Bonus Question 2. Rank All The Things. Danny also requires further information about the ranking of customer products, but he purposely does not need the ranking for non-member purchases so he expects null ranking values for the records when customers are not yet part of the loyalty program.

Logic:

• Based on the table above, we first need to fill in the ranking column, assigning NULL values to customers who are not members.
• The key aspect of using the RANK() function is to PARTITION BY customer_id to ensure that the ranking is calculated separately for each customer.
• We need to also include the membership status in the partitioning to distinguish between members and non-members, which is to ensure that the ranking only counts the orders of members.
• The ordering should be done by order_date as required.

WITH new_cte AS(
	SELECT
		s.customer_id,
		s.order_date,
		m.product_name,
		m.price,
		CASE
			WHEN s.order_date >= mem.join_date THEN 'Y'
			ELSE 'N'
		END AS member
	FROM sales s 
	    JOIN menu m ON s.product_id = m.product_id
	    LEFT JOIN members mem ON s.customer_id = mem.customer_id
	ORDER BY 1,2
	)

SELECT 
	*,
	CASE 
		WHEN member = 'N' THEN NULL
		ELSE RANK() OVER(PARTITION BY customer_id, member ORDER BY order_date) 
	END AS ranking
FROM new_cte;

Output:

Business Insights

Customer Spending Patterns:

• Customer A is the highest spender, with a total of $85 spent, followed by Customer B with $74, and Customer C with $36. This indicates a need to focus on retaining high-spending customers through personalized offers and loyalty rewards.

Most Popular Menu Item:

• Ramen is the most purchased item across all customers, indicating its popularity.
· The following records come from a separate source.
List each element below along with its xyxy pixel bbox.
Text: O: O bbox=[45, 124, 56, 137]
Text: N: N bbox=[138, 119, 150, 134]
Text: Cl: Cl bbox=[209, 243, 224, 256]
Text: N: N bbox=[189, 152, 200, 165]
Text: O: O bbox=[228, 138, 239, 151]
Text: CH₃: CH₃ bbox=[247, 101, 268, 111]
Marketing efforts could leverage this by promoting ramen-centric deals or special ramen days to attract more customers.

Impact of Membership Program:

• Members tend to continue purchasing their favorite items even after joining the loyalty program, with sushi being a preferred choice. Enhancing the membership benefits, like exclusive member-only sushi discounts, could further encourage frequent visits.

Customer Visit Frequency:

• Customer A visited the diner on the most days, highlighting their loyalty. Analyzing the visit frequency can help in identifying peak times and days for each customer, enabling targeted marketing campaigns to increase foot traffic during off-peak times.

Recommendations

• Focus on High-Spenders: Develop personalized marketing strategies for high-spending customers to ensure their loyalty and increase their visit frequency.
• Leverage Popular Items: Use popular items like ramen to attract more customers by promoting special deals and events centered around these items.
• Enhance Membership Benefits: Offer exclusive benefits and promotions to encourage non-members to join and existing members to remain loyal.
• Analyze Visit Patterns: Utilize visit frequency data to identify and target peak and off-peak times with tailored promotions.
• Optimize Loyalty Points System: Regularly update and promote the loyalty points system, ensuring customers are aware of how they can maximize their rewards through strategic spending and participation in promotions.